Professor Keane described the situation: “Limited drug treatment options for MDR/XDR–TB lead to treatment lasting for 18-24 months. It is awful for an MDR patient to have to remain in isolation for 6 to 9 months. This is particularly the case as the MDR demographic are sometimes the drug-dependent, malnourished, isolated or friendless; they don’t have anyone to visit them.
“When they can’t speak English, they can’t describe the side effects they may be suffering from. In some cases, there are diagnostic delays . This means that they may have been spreading the disease for a significant amount of time before it is treated. Communication is key”.
He said that the ECDC report is a “wake up call” in addressing this sweeping outbreak.
Its conclusion highlighted the importance of epidemiological investigations, the benefit of finding early instances of active TB and establishing drug susceptibility, to ensure the identification and treatment of active cases and to allow preventive treatment or monitoring for those diagnosed with latent tuberculosis infection.
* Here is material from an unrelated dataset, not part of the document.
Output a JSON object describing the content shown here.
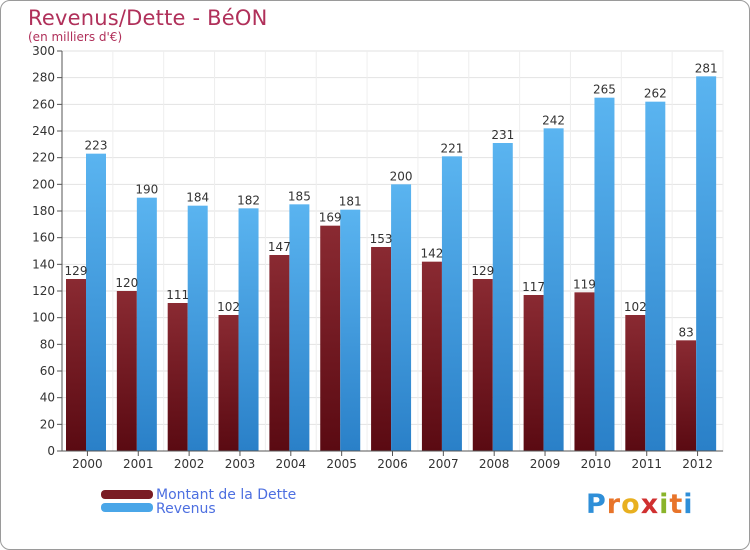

Professor Keane supports the HIQA Health Technology Assessment 2015, which calls for the appointment of a TB controller to focus specifically on tuberculosis in Ireland.
In addition, he claimed: “I would advocate for DOT or ‘directly observed therapy’ which follows up the TB patient each day. I would support the public health doctors who specialise in TB, and I would place significant investment into the IMRL laboratory so that they’re not running out of an inadequate lab”.
He considers Ireland to be in a prime location to curb this issue, should we focus sufficient attention on it: “Here we are on an island at the edge of Europe, we’re in a position of strength to deal with an epidemic”.